For Day Care Providers

Section 416.1 of the New York State Code covers the requirements for day care providers in the areas of licensing and maintaining their facilities. These requirements include some specific sleeping arrangement details. Under this law, the children should sleep in a room with ample space between beds for the caregivers to move around and supervise. There should be two ways to enter and exit the room. The law also specifies the temperature of the room and also the composition of the sleeping areas. Section 416.3 Subsection C stipulates that children of the opposite sex cannot share a sleeping area if they are over the age of 4 and that no child over the age of 3 can sleep in a room with an adult of the opposite sex. Section 416.7 Subsection I even has requirements for placing an infant to sleep safely.

For Foster Families

The New York State Code has many laws to protect children, while keeping siblings together as much as possible.
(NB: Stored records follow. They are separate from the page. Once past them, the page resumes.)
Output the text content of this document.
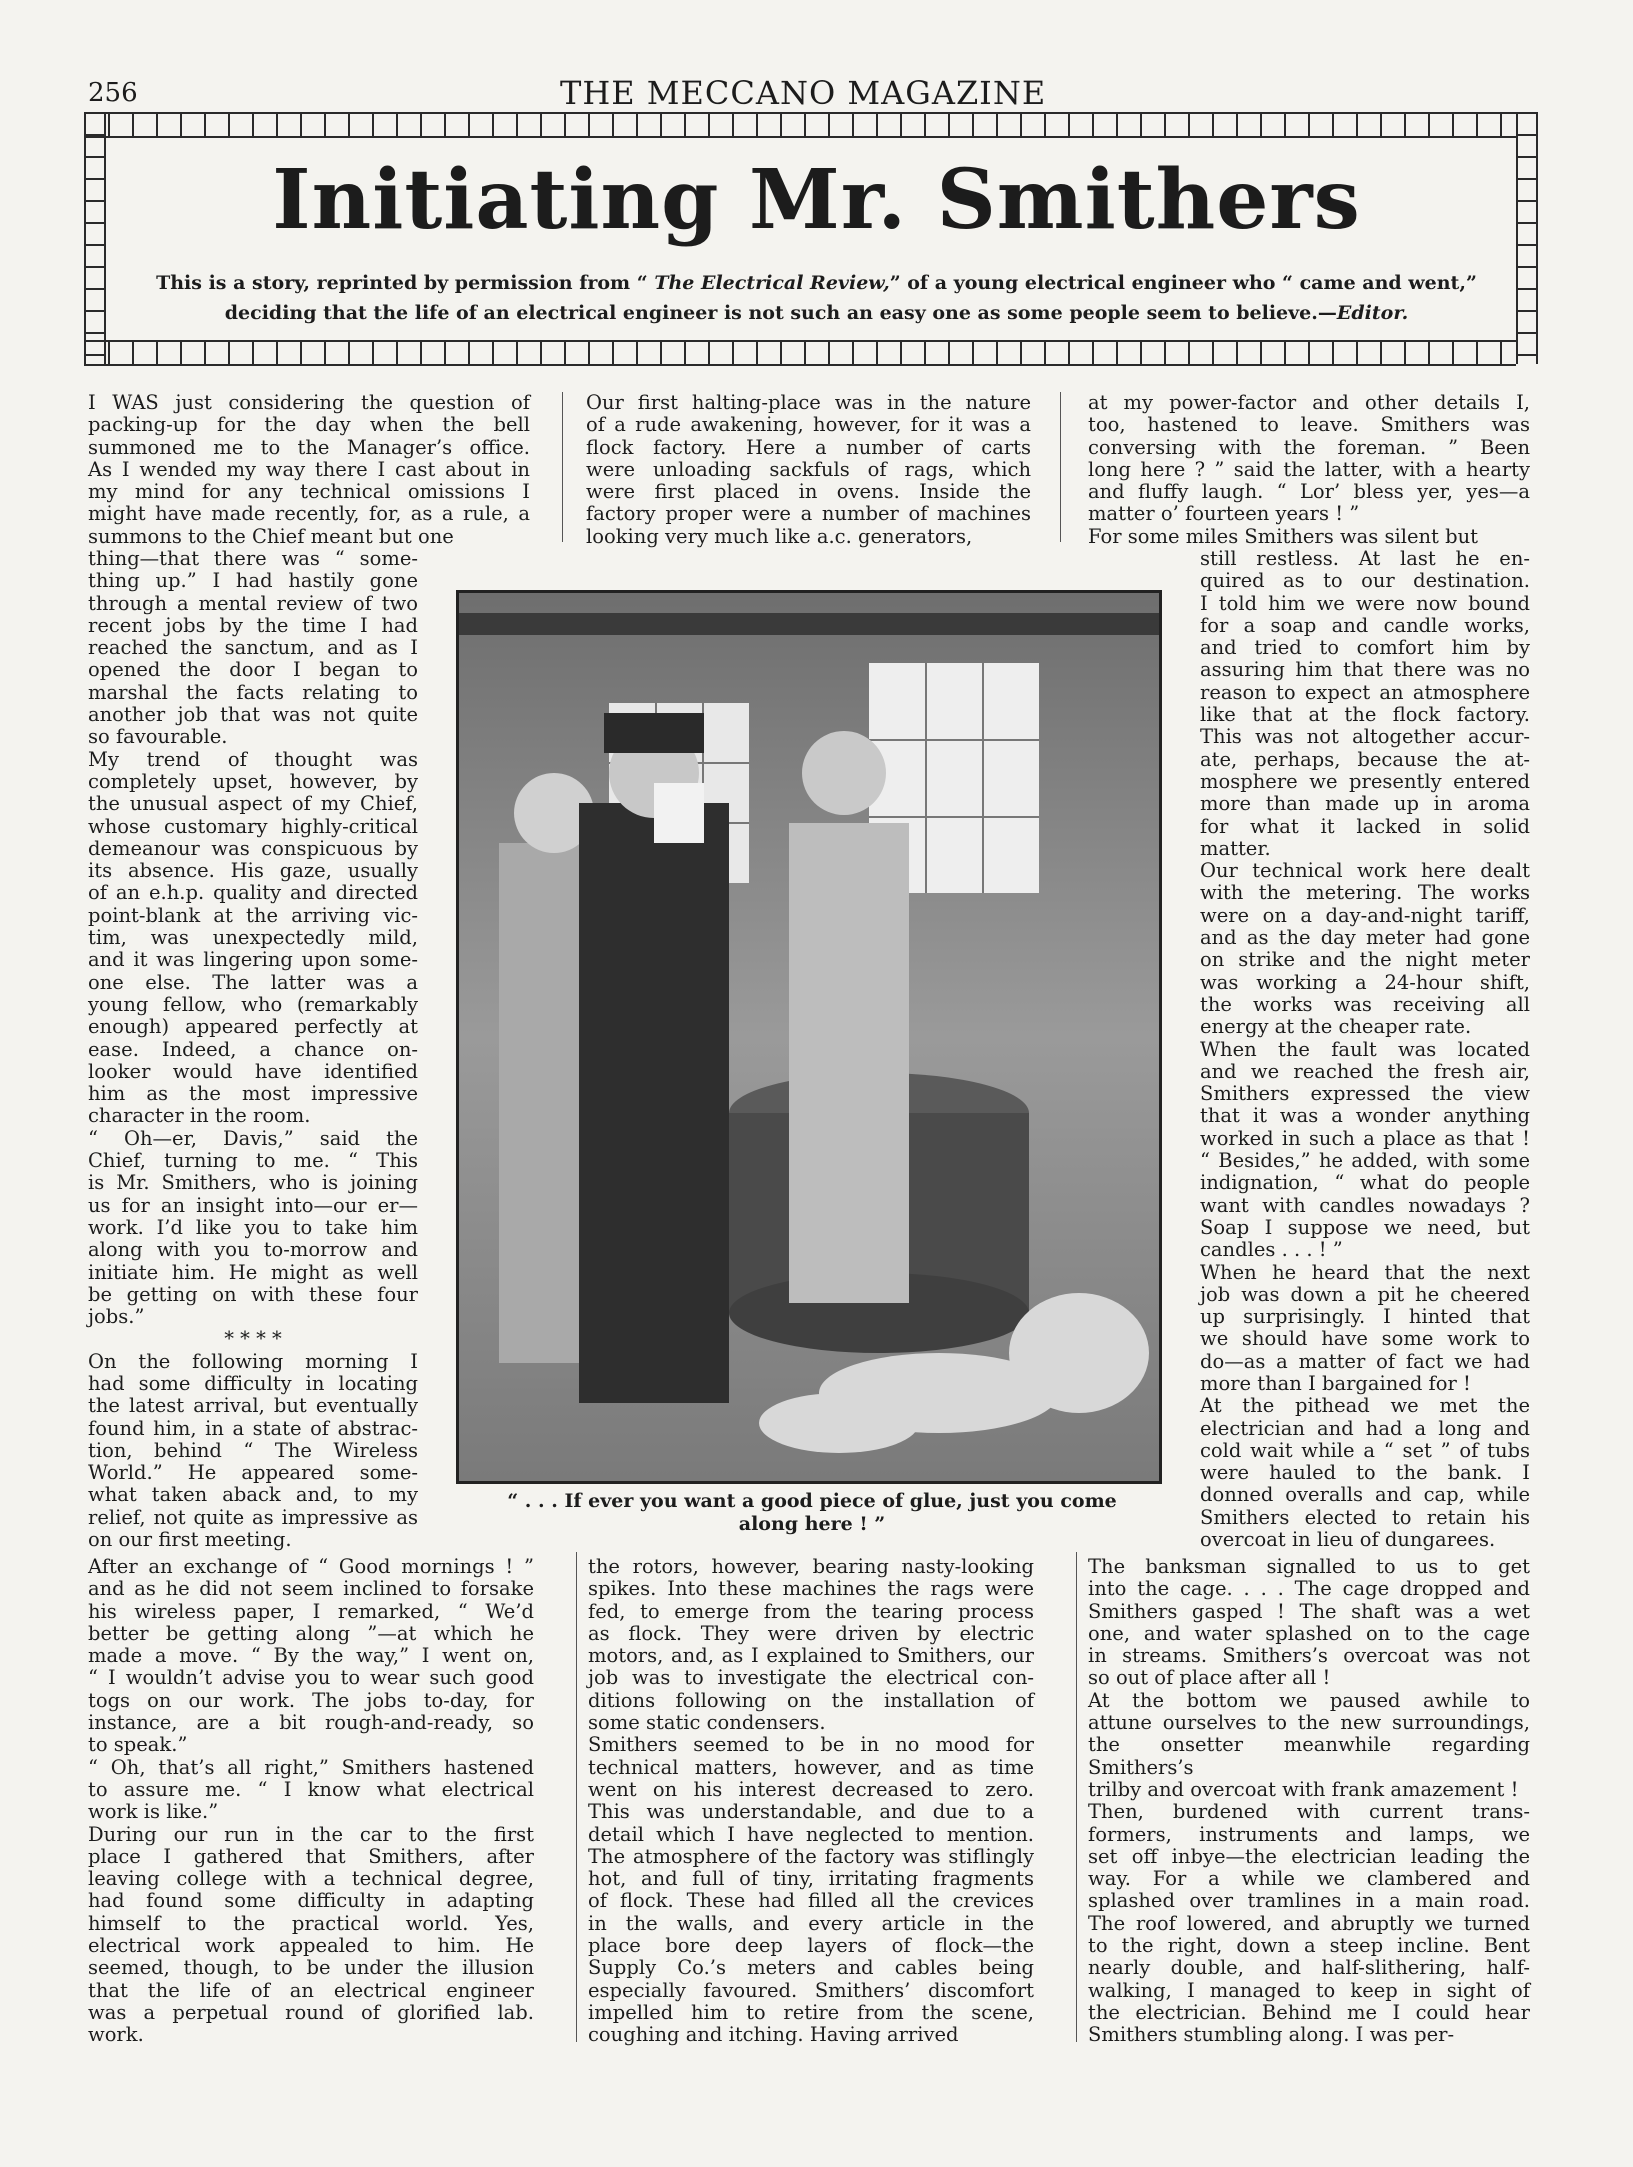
256	THE MECCANO MAGAZINE
Initiating Mr. Smithers
This is a story, reprinted by permission from “ The Electrical Review,” of a young electrical engineer who “ came and went,”
deciding that the life of an electrical engineer is not such an easy one as some people seem to believe.—Editor.
I WAS just considering the question of
packing-up for the day when the bell
summoned me to the Manager’s office.
As I wended my way there I cast about in
my mind for any technical omissions I
might have made recently, for, as a rule, a
summons to the Chief meant but one
thing—that there was “ some-
thing up.” I had hastily gone
through a mental review of two
recent jobs by the time I had
reached the sanctum, and as I
opened the door I began to
marshal the facts relating to
another job that was not quite
so favourable.
My trend of thought was
completely upset, however, by
the unusual aspect of my Chief,
whose customary highly-critical
demeanour was conspicuous by
its absence. His gaze, usually
of an e.h.p. quality and directed
point-blank at the arriving vic-
tim, was unexpectedly mild,
and it was lingering upon some-
one else. The latter was a
young fellow, who (remarkably
enough) appeared perfectly at
ease. Indeed, a chance on-
looker would have identified
him as the most impressive
character in the room.
“ Oh—er, Davis,” said the
Chief, turning to me. “ This
is Mr. Smithers, who is joining
us for an insight into—our er—
work. I’d like you to take him
along with you to-morrow and
initiate him. He might as well
be getting on with these four
jobs.”
* * * *
On the following morning I
had some difficulty in locating
the latest arrival, but eventually
found him, in a state of abstrac-
tion, behind “ The Wireless
World.” He appeared some-
what taken aback and, to my
relief, not quite as impressive as
on our first meeting.
After an exchange of “ Good mornings ! ”
and as he did not seem inclined to forsake
his wireless paper, I remarked, “ We’d
better be getting along ”—at which he
made a move. “ By the way,” I went on,
“ I wouldn’t advise you to wear such good
togs on our work. The jobs to-day, for
instance, are a bit rough-and-ready, so
to speak.”
“ Oh, that’s all right,” Smithers hastened
to assure me. “ I know what electrical
work is like.”
During our run in the car to the first
place I gathered that Smithers, after
leaving college with a technical degree,
had found some difficulty in adapting
himself to the practical world. Yes,
electrical work appealed to him. He
seemed, though, to be under the illusion
that the life of an electrical engineer
was a perpetual round of glorified lab.
work.
Our first halting-place was in the nature
of a rude awakening, however, for it was a
flock factory. Here a number of carts
were unloading sackfuls of rags, which
were first placed in ovens. Inside the
factory proper were a number of machines
looking very much like a.c. generators,
the rotors, however, bearing nasty-looking
spikes. Into these machines the rags were
fed, to emerge from the tearing process
as flock. They were driven by electric
motors, and, as I explained to Smithers, our
job was to investigate the electrical con-
ditions following on the installation of
some static condensers.
Smithers seemed to be in no mood for
technical matters, however, and as time
went on his interest decreased to zero.
This was understandable, and due to a
detail which I have neglected to mention.
The atmosphere of the factory was stiflingly
hot, and full of tiny, irritating fragments
of flock. These had filled all the crevices
in the walls, and every article in the
place bore deep layers of flock—the
Supply Co.’s meters and cables being
especially favoured. Smithers’ discomfort
impelled him to retire from the scene,
coughing and itching. Having arrived
at my power-factor and other details I,
too, hastened to leave. Smithers was
conversing with the foreman. ” Been
long here ? ” said the latter, with a hearty
and fluffy laugh. “ Lor’ bless yer, yes—a
matter o’ fourteen years ! ”
For some miles Smithers was silent but
still restless. At last he en-
quired as to our destination.
I told him we were now bound
for a soap and candle works,
and tried to comfort him by
assuring him that there was no
reason to expect an atmosphere
like that at the flock factory.
This was not altogether accur-
ate, perhaps, because the at-
mosphere we presently entered
more than made up in aroma
for what it lacked in solid
matter.
Our technical work here dealt
with the metering. The works
were on a day-and-night tariff,
and as the day meter had gone
on strike and the night meter
was working a 24-hour shift,
the works was receiving all
energy at the cheaper rate.
When the fault was located
and we reached the fresh air,
Smithers expressed the view
that it was a wonder anything
worked in such a place as that !
“ Besides,” he added, with some
indignation, “ what do people
want with candles nowadays ?
Soap I suppose we need, but
candles . . . ! ”
When he heard that the next
job was down a pit he cheered
up surprisingly. I hinted that
we should have some work to
do—as a matter of fact we had
more than I bargained for !
At the pithead we met the
electrician and had a long and
cold wait while a “ set ” of tubs
were hauled to the bank. I
donned overalls and cap, while
Smithers elected to retain his
overcoat in lieu of dungarees.
The banksman signalled to us to get
into the cage. . . . The cage dropped and
Smithers gasped ! The shaft was a wet
one, and water splashed on to the cage
in streams. Smithers’s overcoat was not
so out of place after all !
At the bottom we paused awhile to
attune ourselves to the new surroundings,
the onsetter meanwhile regarding Smithers’s
trilby and overcoat with frank amazement !
Then, burdened with current trans-
formers, instruments and lamps, we
set off inbye—the electrician leading the
way. For a while we clambered and
splashed over tramlines in a main road.
The roof lowered, and abruptly we turned
to the right, down a steep incline. Bent
nearly double, and half-slithering, half-
walking, I managed to keep in sight of
the electrician. Behind me I could hear
Smithers stumbling along. I was per-
“ . . . If ever you want a good piece of glue, just you come
along here ! ”
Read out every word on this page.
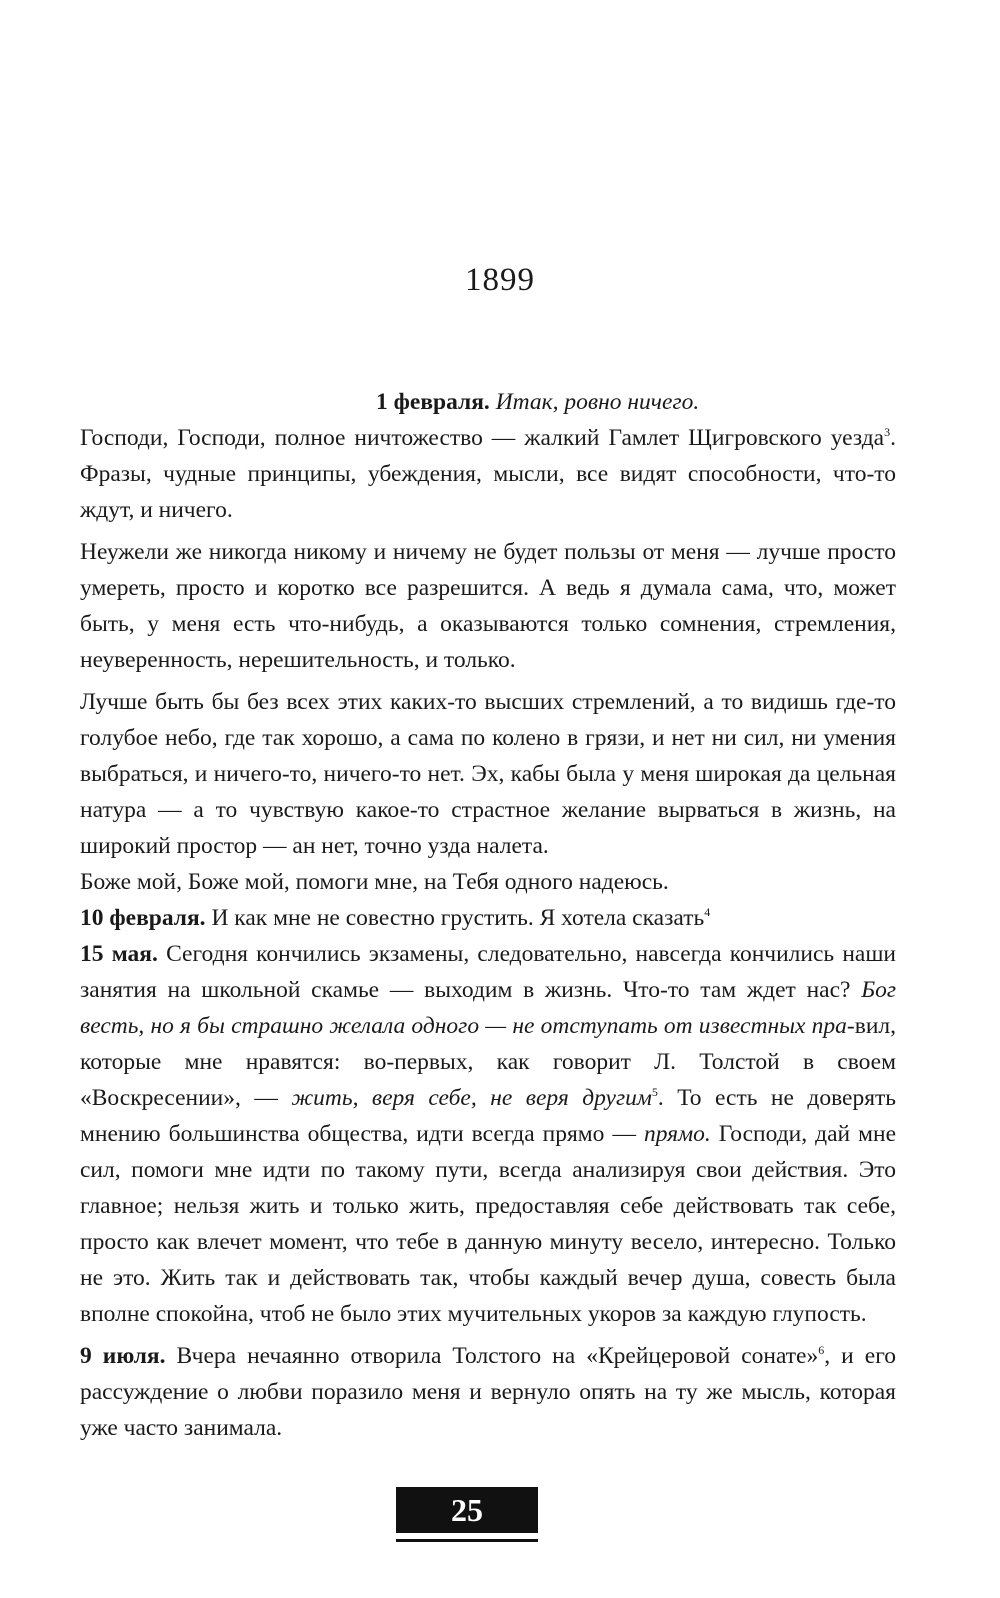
1899

1 февраля. Итак, ровно ничего.

Господи, Господи, полное ничтожество — жалкий Гамлет Щигровского уезда$^3$. Фразы, чудные принципы, убеждения, мысли, все видят способности, что-то ждут, и ничего.

Неужели же никогда никому и ничему не будет пользы от меня — лучше просто умереть, просто и коротко все разрешится. А ведь я думала сама, что, может быть, у меня есть что-нибудь, а оказываются только сомнения, стремления, неуверенность, нерешительность, и только.

Лучше быть бы без всех этих каких-то высших стремлений, а то видишь где-то голубое небо, где так хорошо, а сама по колено в грязи, и нет ни сил, ни умения выбраться, и ничего-то, ничего-то нет. Эх, кабы была у меня широкая да цельная натура — а то чувствую какое-то страстное желание вырваться в жизнь, на широкий простор — ан нет, точно узда налета.

Боже мой, Боже мой, помоги мне, на Тебя одного надеюсь.

10 февраля. И как мне не совестно грустить. Я хотела сказать$^4$

15 мая. Сегодня кончились экзамены, следовательно, навсегда кончились наши занятия на школьной скамье — выходим в жизнь. Что-то там ждет нас? Бог весть, но я бы страшно желала одного — не отступать от известных пра-вил, которые мне нравятся: во-первых, как говорит Л. Толстой в своем «Воскресении», — жить, веря себе, не веря другим$^5$. То есть не доверять мнению большинства общества, идти всегда прямо — прямо. Господи, дай мне сил, помоги мне идти по такому пути, всегда анализируя свои действия. Это главное; нельзя жить и только жить, предоставляя себе действовать так себе, просто как влечет момент, что тебе в данную минуту весело, интересно. Только не это. Жить так и действовать так, чтобы каждый вечер душа, совесть была вполне спокойна, чтоб не было этих мучительных укоров за каждую глупость.

9 июля. Вчера нечаянно отворила Толстого на «Крейцеровой сонате»$^6$, и его рассуждение о любви поразило меня и вернуло опять на ту же мысль, которая уже часто занимала.

25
Some of the laws cover opposite sexes. No children of the opposite sex are to occupy the same room if the children are over the age of 6. Infants and adults can't share a sleeping area if they are of the opposite sex as well. Each child, no matter what his age may be, must have his own bed in which to sleep. Infants must have their own cribs. The rooms have to be up to New York's fire code standards, and the structure must comply with all building codes to ensure the safety of the kids inside the rooms.

Traditional Homes

New York state laws do not intrude into the private homes of traditional families. The only time this occurs is when custody disputes occur or the children come under the supervision of the New York Office of Children and Family Services. When any of these situations occur, the parents must comply with the same rules that foster families do for child sleeping arrangements.

Exceptions

In 2010, the state of New York's child protection agencies came together to amend the law on opposite sexes sleeping together. To help with their policy of keeping siblings and half siblings together, the new policy would make an allowance. Brothers and sisters over the age of 7 could room together if doing so is safe and healthy for the kids. Child protective agency workers believe that this will help in their efforts to keep siblings together in the foster care system.